Data Science Capstone - Milestone Report

Introduction

This report presents exploratory data analysis for three English corpora (blogs, news, and Twitter), and outlines the strategy to build a next word prediction model and Shiny app.

Data Summary

blogs <- readLines("data/en_US.blogs.txt", encoding = "UTF-8", skipNul = TRUE)
news <- readLines("data/en_US.news.txt", encoding = "UTF-8", skipNul = TRUE)
twitter <- readLines("data/en_US.twitter.txt", encoding = "UTF-8", skipNul = TRUE)

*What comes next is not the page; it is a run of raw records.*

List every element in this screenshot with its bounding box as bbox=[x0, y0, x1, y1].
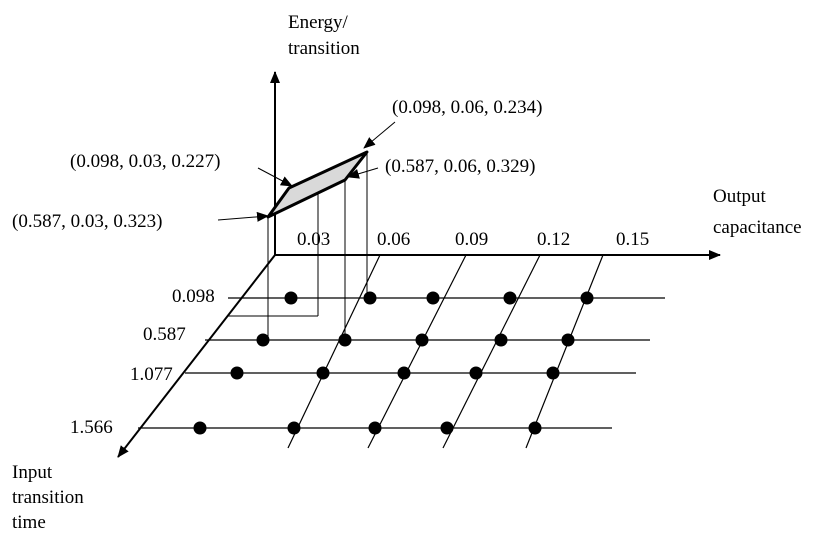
grid-point bbox=[338, 333, 352, 347]
grid-point bbox=[528, 421, 542, 435]
point-label: (0.587, 0.06, 0.329) bbox=[385, 156, 535, 177]
grid-points bbox=[193, 291, 594, 435]
output-capacitance-tick: 0.12 bbox=[537, 229, 570, 250]
input-transition-axis bbox=[117, 254, 276, 458]
leader-arrow bbox=[363, 121, 396, 149]
output-capacitance-tick: 0.06 bbox=[377, 229, 410, 250]
output-capacitance-grid-lines bbox=[287, 254, 604, 449]
energy-surface-patch bbox=[266, 150, 369, 219]
grid-point bbox=[284, 291, 298, 305]
grid-point bbox=[561, 333, 575, 347]
grid-point bbox=[287, 421, 301, 435]
output-capacitance-tick: 0.09 bbox=[455, 229, 488, 250]
energy-axis-label-line1: Energy/ bbox=[288, 12, 349, 33]
grid-point bbox=[469, 366, 483, 380]
point-label: (0.098, 0.06, 0.234) bbox=[392, 97, 542, 118]
grid-point bbox=[363, 291, 377, 305]
leader-arrow bbox=[347, 167, 379, 179]
grid-point bbox=[316, 366, 330, 380]
grid-point bbox=[193, 421, 207, 435]
output-capacitance-label-line1: Output bbox=[713, 186, 767, 207]
grid-point bbox=[546, 366, 560, 380]
grid-col-line-006 bbox=[287, 254, 381, 449]
input-transition-tick: 0.587 bbox=[143, 324, 186, 345]
point-label: (0.098, 0.03, 0.227) bbox=[70, 151, 220, 172]
projection-lines bbox=[228, 152, 368, 340]
grid-point bbox=[580, 291, 594, 305]
output-capacitance-tick: 0.15 bbox=[616, 229, 649, 250]
grid-point bbox=[397, 366, 411, 380]
input-transition-tick: 0.098 bbox=[172, 286, 215, 307]
leader-arrow bbox=[217, 211, 269, 222]
grid-col-line-009 bbox=[367, 254, 467, 449]
input-transition-grid-lines bbox=[138, 297, 665, 429]
output-capacitance-label-line2: capacitance bbox=[713, 217, 802, 238]
grid-point bbox=[230, 366, 244, 380]
input-transition-tick: 1.077 bbox=[130, 364, 173, 385]
output-capacitance-tick: 0.03 bbox=[297, 229, 330, 250]
input-transition-label-line1: Input bbox=[12, 462, 53, 483]
grid-col-line-015 bbox=[525, 254, 604, 449]
grid-point bbox=[503, 291, 517, 305]
grid-point bbox=[440, 421, 454, 435]
grid-point bbox=[256, 333, 270, 347]
point-label: (0.587, 0.03, 0.323) bbox=[12, 211, 162, 232]
axes bbox=[117, 71, 721, 458]
point-leaders bbox=[217, 121, 396, 222]
grid-point bbox=[415, 333, 429, 347]
grid-point bbox=[494, 333, 508, 347]
leader-arrow bbox=[257, 167, 293, 187]
input-transition-label-line3: time bbox=[12, 512, 46, 533]
grid-point bbox=[426, 291, 440, 305]
input-transition-tick: 1.566 bbox=[70, 417, 113, 438]
grid-col-line-012 bbox=[442, 254, 541, 449]
grid-point bbox=[368, 421, 382, 435]
energy-axis-label-line2: transition bbox=[288, 38, 360, 59]
input-transition-label-line2: transition bbox=[12, 487, 84, 508]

data_summary <- data.frame(
  Dataset = c("Blogs", "News", "Twitter"),
  LineCount = c(length(blogs), length(news), length(twitter)),
  WordCount = c(sum(stri_count_words(blogs)), 
                sum(stri_count_words(news)), 
                sum(stri_count_words(twitter)))
)

kable(data_summary)

Dataset	LineCount	WordCount
Blogs	899288	37546806
News	1010206	34761151
Twitter	2360148	30096690

Basic Plots

blogs_df <- data.frame(text = blogs)
blogs_tokens <- blogs_df %>%
  unnest_tokens(word, text) %>%
  anti_join(stop_words) %>%
  count(word, sort = TRUE)

## Joining with `by = join_by(word)`

blogs_tokens %>%
  top_n(20) %>%
  ggplot(aes(x = reorder(word, n), y = n)) +
  geom_col() +
  coord_flip() +
  labs(title = "Top 20 Words in Blogs Dataset", x = "Word", y = "Count")

## Selecting by n

Next Steps

We will use n-gram models (uni, bi, tri) and backoff strategies to predict the next word. The final app will be built using Shiny.

Conclusion

Exploratory analysis is complete and we are set to move toward building the predictive model and app.